When we met we looked sideways.

I was happy to tell him
the story of my hair–a long
story involving an elevator.

What a tale! And what
wolfy eyes you have!

French was still in my tongue,
a slight pressure toward the lips,
a certain esprit in the scarf
at my throat–towers tipping in Pisa,
labyrinths and thick spirals.

It was a lot but I got it
thirty percent off.

I heated milk, bubbled
the espresso pot: life,
life, eternal life!

Until the time came I
wasn’t thinking anything except
to extend an acquaintance past dark.

Tequila I replied. But they didn’t have any.

There was snow on the ground, I saw
the orange plow go by like an ocean liner
with its head up.

The tremble. It reaches you.

Phyllis Webb
Webb focuses on two things in her poetry – content and rhythm/form. Her content is more often than not
about death, suicide, and violence. Webb uses form in everything she writes to back up and bring out what she’s saying. “Webb is extremely conscious of even the smallest nuance of rhythm or sound,” (Geddes, 2001)*.

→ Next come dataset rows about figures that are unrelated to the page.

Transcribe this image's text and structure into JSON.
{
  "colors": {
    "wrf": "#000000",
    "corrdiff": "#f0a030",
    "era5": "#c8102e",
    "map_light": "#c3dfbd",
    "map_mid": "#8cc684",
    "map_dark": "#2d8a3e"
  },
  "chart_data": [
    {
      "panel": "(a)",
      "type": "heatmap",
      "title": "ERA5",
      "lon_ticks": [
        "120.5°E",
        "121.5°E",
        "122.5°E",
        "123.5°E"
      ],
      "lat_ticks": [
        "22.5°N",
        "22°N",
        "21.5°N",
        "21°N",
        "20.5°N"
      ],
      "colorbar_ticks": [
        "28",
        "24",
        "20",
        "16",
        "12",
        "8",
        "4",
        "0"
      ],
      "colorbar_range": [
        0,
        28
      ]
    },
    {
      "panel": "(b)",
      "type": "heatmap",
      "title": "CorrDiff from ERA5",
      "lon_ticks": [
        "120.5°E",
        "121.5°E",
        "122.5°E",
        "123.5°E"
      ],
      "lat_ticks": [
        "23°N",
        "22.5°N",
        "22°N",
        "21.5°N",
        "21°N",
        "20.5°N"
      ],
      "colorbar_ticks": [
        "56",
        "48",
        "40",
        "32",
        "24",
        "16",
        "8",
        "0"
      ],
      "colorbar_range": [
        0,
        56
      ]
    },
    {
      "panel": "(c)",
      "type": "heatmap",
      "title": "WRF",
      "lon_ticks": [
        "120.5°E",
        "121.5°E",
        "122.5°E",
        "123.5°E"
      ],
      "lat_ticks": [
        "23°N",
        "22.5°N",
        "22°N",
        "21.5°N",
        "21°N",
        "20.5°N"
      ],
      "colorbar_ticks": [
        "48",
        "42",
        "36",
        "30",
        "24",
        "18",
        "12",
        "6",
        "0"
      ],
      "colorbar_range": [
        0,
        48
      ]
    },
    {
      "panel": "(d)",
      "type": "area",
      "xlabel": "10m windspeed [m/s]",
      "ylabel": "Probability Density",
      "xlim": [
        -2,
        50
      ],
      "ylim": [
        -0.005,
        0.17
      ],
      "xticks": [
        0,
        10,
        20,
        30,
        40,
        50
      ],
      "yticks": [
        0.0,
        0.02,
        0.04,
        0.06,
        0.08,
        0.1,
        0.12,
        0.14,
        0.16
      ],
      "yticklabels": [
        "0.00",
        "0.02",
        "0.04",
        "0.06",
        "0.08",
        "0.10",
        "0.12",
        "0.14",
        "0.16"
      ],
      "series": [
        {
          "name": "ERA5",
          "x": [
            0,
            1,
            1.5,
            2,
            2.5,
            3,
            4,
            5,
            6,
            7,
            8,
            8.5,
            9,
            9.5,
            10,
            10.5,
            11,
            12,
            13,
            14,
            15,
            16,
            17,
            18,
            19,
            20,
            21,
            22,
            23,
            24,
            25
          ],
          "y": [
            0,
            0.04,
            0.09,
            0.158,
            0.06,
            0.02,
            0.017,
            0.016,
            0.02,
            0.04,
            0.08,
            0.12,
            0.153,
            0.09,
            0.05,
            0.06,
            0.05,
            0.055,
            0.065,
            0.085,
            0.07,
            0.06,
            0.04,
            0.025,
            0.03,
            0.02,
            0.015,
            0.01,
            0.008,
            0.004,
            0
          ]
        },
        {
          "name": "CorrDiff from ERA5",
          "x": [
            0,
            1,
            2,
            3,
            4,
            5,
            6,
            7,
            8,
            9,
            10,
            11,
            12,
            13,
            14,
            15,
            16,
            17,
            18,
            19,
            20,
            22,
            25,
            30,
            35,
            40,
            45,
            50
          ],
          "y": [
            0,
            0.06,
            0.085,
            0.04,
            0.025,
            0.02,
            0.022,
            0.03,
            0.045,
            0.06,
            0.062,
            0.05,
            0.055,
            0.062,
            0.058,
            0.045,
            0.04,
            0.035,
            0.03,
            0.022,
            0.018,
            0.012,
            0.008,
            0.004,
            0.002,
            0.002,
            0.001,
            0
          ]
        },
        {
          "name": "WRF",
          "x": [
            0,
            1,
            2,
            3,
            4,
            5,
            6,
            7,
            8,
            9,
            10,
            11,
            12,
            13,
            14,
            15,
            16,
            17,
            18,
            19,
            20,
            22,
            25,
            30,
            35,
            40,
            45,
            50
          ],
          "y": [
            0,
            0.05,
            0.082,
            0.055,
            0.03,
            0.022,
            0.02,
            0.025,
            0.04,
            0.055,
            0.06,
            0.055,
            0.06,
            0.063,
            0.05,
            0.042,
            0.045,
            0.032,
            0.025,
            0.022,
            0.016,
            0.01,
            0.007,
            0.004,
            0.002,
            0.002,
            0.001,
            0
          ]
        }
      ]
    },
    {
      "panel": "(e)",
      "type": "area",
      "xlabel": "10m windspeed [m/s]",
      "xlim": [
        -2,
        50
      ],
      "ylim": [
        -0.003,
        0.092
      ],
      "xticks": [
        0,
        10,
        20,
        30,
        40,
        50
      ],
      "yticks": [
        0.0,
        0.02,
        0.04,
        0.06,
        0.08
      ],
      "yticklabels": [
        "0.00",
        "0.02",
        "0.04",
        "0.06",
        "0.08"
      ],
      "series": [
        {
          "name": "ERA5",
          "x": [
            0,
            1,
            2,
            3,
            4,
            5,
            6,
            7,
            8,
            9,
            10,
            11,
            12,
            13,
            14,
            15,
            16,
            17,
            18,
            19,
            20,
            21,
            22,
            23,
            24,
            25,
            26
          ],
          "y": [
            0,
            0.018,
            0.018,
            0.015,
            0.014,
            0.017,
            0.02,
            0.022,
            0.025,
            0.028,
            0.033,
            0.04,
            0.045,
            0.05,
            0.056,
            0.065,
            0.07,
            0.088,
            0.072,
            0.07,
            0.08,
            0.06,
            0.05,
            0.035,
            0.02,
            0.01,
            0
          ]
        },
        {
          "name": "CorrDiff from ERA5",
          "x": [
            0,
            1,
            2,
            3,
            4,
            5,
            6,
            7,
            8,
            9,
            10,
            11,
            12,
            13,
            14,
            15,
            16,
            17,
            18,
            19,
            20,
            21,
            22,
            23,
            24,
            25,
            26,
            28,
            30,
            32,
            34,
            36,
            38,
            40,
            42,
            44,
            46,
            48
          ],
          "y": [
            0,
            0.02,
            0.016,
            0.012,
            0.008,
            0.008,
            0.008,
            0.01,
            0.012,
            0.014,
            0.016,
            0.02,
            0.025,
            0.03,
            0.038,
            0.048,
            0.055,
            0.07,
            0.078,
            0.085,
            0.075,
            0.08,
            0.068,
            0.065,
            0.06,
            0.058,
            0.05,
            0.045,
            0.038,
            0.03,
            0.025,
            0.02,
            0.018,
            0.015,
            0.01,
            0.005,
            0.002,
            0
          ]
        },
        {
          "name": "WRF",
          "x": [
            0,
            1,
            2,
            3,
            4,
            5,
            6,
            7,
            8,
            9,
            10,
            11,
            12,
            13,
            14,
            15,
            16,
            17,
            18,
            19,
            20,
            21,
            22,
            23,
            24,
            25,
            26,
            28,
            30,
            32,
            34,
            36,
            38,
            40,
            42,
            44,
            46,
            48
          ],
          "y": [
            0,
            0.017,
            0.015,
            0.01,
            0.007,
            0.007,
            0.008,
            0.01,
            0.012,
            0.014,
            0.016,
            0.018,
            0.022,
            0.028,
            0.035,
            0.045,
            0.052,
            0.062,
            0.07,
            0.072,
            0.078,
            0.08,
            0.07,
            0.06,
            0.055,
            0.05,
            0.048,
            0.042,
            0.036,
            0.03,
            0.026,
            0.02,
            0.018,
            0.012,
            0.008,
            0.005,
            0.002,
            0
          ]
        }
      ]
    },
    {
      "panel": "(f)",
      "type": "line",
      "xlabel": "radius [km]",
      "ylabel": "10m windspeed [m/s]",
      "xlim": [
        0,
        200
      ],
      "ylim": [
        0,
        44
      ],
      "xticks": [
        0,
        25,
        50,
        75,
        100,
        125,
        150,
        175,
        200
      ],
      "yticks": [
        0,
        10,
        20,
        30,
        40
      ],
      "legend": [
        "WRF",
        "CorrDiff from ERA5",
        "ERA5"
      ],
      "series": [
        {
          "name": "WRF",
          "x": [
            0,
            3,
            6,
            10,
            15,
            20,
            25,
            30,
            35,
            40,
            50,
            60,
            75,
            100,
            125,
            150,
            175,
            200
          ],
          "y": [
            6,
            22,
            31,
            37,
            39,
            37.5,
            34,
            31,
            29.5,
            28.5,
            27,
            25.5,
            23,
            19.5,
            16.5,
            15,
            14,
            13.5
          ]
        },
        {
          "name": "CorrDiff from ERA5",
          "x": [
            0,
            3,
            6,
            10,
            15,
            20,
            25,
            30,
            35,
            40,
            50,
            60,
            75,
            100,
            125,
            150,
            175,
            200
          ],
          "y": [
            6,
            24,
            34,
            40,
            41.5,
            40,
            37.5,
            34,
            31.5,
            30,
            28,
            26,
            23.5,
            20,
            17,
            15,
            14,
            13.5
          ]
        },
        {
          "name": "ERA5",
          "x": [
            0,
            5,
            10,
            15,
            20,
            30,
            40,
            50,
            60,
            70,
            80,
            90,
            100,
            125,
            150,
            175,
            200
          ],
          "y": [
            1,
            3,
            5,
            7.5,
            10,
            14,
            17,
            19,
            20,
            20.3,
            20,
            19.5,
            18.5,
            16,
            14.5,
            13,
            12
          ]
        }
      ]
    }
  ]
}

Poetics Against The Angle of Death

I am sorry to speak of death again
(some say I’ll have a long life)
but last night Wordsworth’s ‘Prelude’
suddenly made sense — I mean the measure,
the elevated tone, the attitude
of private Men speaking to public men.
Last night I thought I would not wake again
but now with this June morning I run ragged to elude
The Great Iambic Pentameter
who is the Hound of Heaven in our stress
because I want to die
writing Haiku
or, better,
long lines, clean and syllabic as knotted bamboo. Yes!

Sitting

The degree of nothingness
is important:
to sit emptily
in the sun
receiving fire
that is the way
to mend
an extraordinary world,
sitting perfectly
still
and only
remotely human.

*Geddes, G. 15 Canadian Poets X 3.Don Mills: Oxford University Press. 2001. (forgive my lack of ability to cite. Yes, I want to be an editor.)